ただ話を聞くと、「ドローンの操縦から農薬散布まで丸ごとお願いできるのであれば、お金を払ってでもお願いしたい」と考える人の方が多かったんです。このあたりの意見も反映し、ホクレンとの共同でまずはセンシングのみの形ではありますが、請負の形でサービスを開始しました。

――ドローンの使用は本州の農地面積が少ない場所でも効果的だと言えるのでしょうか。
 
中川:農薬散布用のドローンは、本州で非常に多い斜面などの作業で強みを発揮する技術でもあります。高度差があると、人手での農薬散布は大変ですからね。なので、本州でも中山間地域を中心に十分活用できるものだと思っています。

ドローンによる農薬散布は農業変革の第一歩

――ドローンを活用した農業の課題と、その課題を解消するためのヒントはどこにあるとお考えでしょうか。
 
丹羽:ドローンは農薬散布の場面だけを見るとすごく役に立つものです。ただ、すべての作業を担ってくれるわけではありません。現時点だとドローンを使わない時間の方が長いでしょう。

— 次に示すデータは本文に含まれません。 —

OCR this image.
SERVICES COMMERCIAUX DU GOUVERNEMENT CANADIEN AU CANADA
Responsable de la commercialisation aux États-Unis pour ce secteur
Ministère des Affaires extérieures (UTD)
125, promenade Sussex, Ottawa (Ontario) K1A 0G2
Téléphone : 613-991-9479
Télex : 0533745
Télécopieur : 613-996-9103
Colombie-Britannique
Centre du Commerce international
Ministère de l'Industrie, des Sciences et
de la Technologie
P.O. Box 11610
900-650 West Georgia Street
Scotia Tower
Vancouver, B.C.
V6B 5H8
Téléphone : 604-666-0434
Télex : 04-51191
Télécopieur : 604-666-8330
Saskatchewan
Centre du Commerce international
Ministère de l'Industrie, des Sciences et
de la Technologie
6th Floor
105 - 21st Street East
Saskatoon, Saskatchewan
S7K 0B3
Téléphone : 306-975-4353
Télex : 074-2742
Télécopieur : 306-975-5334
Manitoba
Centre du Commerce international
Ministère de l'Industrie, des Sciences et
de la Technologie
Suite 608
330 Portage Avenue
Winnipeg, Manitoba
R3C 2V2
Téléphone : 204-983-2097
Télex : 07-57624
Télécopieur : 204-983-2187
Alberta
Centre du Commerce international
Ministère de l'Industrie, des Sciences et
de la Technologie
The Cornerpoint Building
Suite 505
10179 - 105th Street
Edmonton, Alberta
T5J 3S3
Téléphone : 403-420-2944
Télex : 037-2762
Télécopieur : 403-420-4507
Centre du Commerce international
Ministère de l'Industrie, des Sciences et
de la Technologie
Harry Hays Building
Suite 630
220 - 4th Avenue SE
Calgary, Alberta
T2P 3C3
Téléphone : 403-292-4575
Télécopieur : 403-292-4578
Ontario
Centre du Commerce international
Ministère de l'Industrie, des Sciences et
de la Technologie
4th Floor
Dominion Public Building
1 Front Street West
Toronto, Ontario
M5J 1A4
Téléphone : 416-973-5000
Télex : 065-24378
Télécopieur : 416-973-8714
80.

トラクターも付属の機械を変えることで農薬散布や耕起、収穫など複数の作業が可能です。やはり導入を進めるには同じようにドローンも播種や施肥など活用出来る場面を増やしていく必要があると考えています。ドローンの技術革新は目覚ましいため、今後活用場面は広がっていくことが想定されます。将来的に農業に有益で必要不可欠なものとなることを大いに期待したいです。
 
――今後、ドローンと農業をどのような形で結びつけていきたいとお考えでしょうか。
 
中川:NTT Comとしては、ドローン単体の活用を進めることはもとより、われわれが持つ通信事業者としての強みを生かして、ドローンやトラクターを通信でつなぎ、より効率的な農作業を支援するようなビジネスも行っていきたいですね。
 
農業はこれまで、あまり改革が進んでこなかった分野です。日本の美味しい食べ物を守るために、いまこそ農業を変えるチャンスが来たと思っています。
 
丹羽:いま進めているセンシング技術を活用した農薬のピンポイント散布技術は、省力化と営農コスト削減につながります。これ以外にもドローンによる見回りや鳥獣対策なども考えられますし、ドローンを活用した農業はとても将来性があるものだと感じています。
 
ただ、農家目線で考えると、やはりドローンを購入し、自分で操縦することに二の足を踏む方もいるかと思います。ホクレンではドローンによる農薬の請負散布事業を開始していますが、今後一層の経営面積拡大が想定されている中、誰かに頼むことができる選択肢が一般化していくことは非常に重要だと思っています。
 
ホクレンは引き続きNTT Comとタッグを組み、農家のニーズを吸い上げてよりよい取り組みを広げていくつもりです。中長期的な視野を持ちながら、今回紹介した技術が国産農産物の収量増や品質向上に繋がることを期待するとともに、農薬散布を足がかりとしてさまざまな分野にドローンの活用を拡大すべく、今後も力強く推進してまいります。